As a mediator who regularly encounters deadlock, I am accutely aware of the value of the ‘High Noon’ moments for negotiators stuck in impasse. Normally it’s a critical moment where the parties come face-to-face with the harsh realities of deadlock. In this moment they are faced with frustrated business or economic goals; a sense of not being listened to and a tough re-appraisal of future options. It’s either do a deal or exit for more pain and frustration.
The current football World Cup struck me as an interesting parallel, of skilful teams facing their moment of reality; glory or despair. What symbolises this moment more acutely than the penalty shoot-out, of which we have already seen a few?
What brought this to mind was reading an article in The Psychologist magazine by Tim Callen [June 2018] on the evidence to support what differentiates winners in penalty shootouts, and particularly reflecting on the England team’s dire performance in this arena to date. They have lost 7 out of 8 and hold an average score below the norm. Research has ruled out obvious variables like fatigue, style of kick, player position– pointing rather to psychology and stress coping mechanisms.
Callen identifies 5 variables that make a difference. What was interesting was how they transfer to leadership of tough negotiations; who is more effective in articulating their point and influencing others?
Take your time
A feature of stressful situations is people lose their ability to sustain fluid skills. Instead they ‘choke’ on what are normally automatic and easy skills akin to a footballer kicking a ball from 12 yards into a wide goal. Taking time to find your normal, ‘in the flow’ reaction can avoid the impact of initial anxiety. The research shows that England have one of the shortest ‘whistle to kick’ times, demonstrating poor self-regulation. Similarly, for negotiators, ‘when the going gets tough’ is not the time for impulsive behaviours. Rather, this should trigger a ‘step back’, giving you the opportunity to gain real perspective on the changing landscape of the negotiation.
As with ‘take your time’, learning how breathing techniques can self-regulate anxiety, is one of the most powerful tools for regaining control. At the most sophisticated level, ‘biofeedback’ instruments help with making this effective. But, for negotiators, they could do worse than just remembering the basics of counting from one to ten, and taking several deep breaths from the diaphragm before they react instinctively through ‘fight or flight’ physiology.
Pick a Spot (Take Control)
Focusing on what and where really matters and taking time for the brain to process this, has proved to get results in sport. In penalty shootouts that means looking at the empty spaces in the goal rather than at the goalkeeper! The more anxious penalty takers tend to focus on the goalkeeper. ‘Quiet-Eye’ training, just like deep breathing, helps pull together the skills needed to produce better results. Indeed one can almost see this physically in action watching the body language of penalty takers in Rugby Union like Johnny Wilkinson or Owen Farrell. In negotiations, this is keeping one’s eye on the big picture rather than on the irritations of immediate language or behaviours of opposing negotiators. That’s what good preparation and working on concepts like BATNA (Best Alternative to a Negotiated Agreement) help with; maintaining focus on what counts and how best to score.
Forget the Past (Priming)
The England team now have a well-known story with penalties that resurfaces in every competition, and it is not a helpful one. Callen suggests it would be beneficial to reinforce other words and stories – ‘goal’ and ‘win’ for example rather than ‘oh sh*t, penalties again’! This helps anchor players in a fresh and more positive reality. In negotiations, keeping the tone positive, optimistic and forward-thinking ensures the process and relationships are suitable for progress and building confidence.

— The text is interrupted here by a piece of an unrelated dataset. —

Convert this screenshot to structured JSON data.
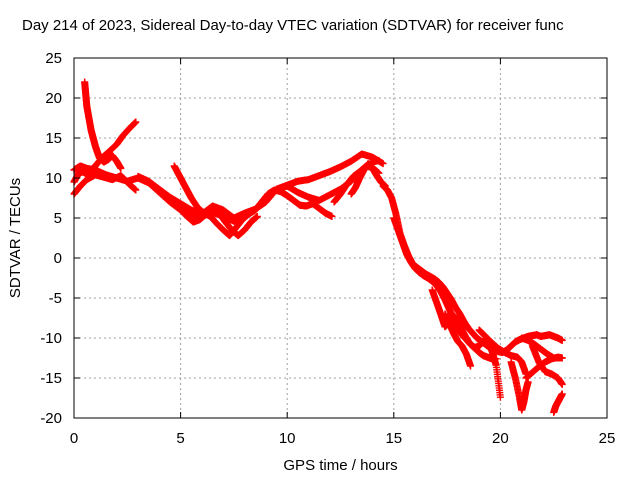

Research into body language during penalty shootouts demonstrates a correlation between success and the degree that teams physically celebrate a score. ‘Emotional contagion’ affects confidence and determination, perhaps also at the same time diminishing the pride and confidence of the opposing team. In negotiation, what appears to work is equally staying confident, patient and focused, but also keeping a positive relationship with the other party. Negotiators can ‘celebrate’ by taking time to describe out loud or on a flip chart just how much progress has been achieved and how much give and take both sides have made in their desire to get a good outcome.
Sport offers many parallels for tough and competitive negotiations. But, a core insight to hold on to is that ultimately many complex business or political negotiations are not about ‘winning’ but about changing the game so that the two ‘sides’ come out with a ‘winning deal’ rather than a ‘winning score’ – it’s getting to a trophy that everyone should have their hands around. Everyone in each negotiating team has to play to the best of their ability to achieve great outcomes.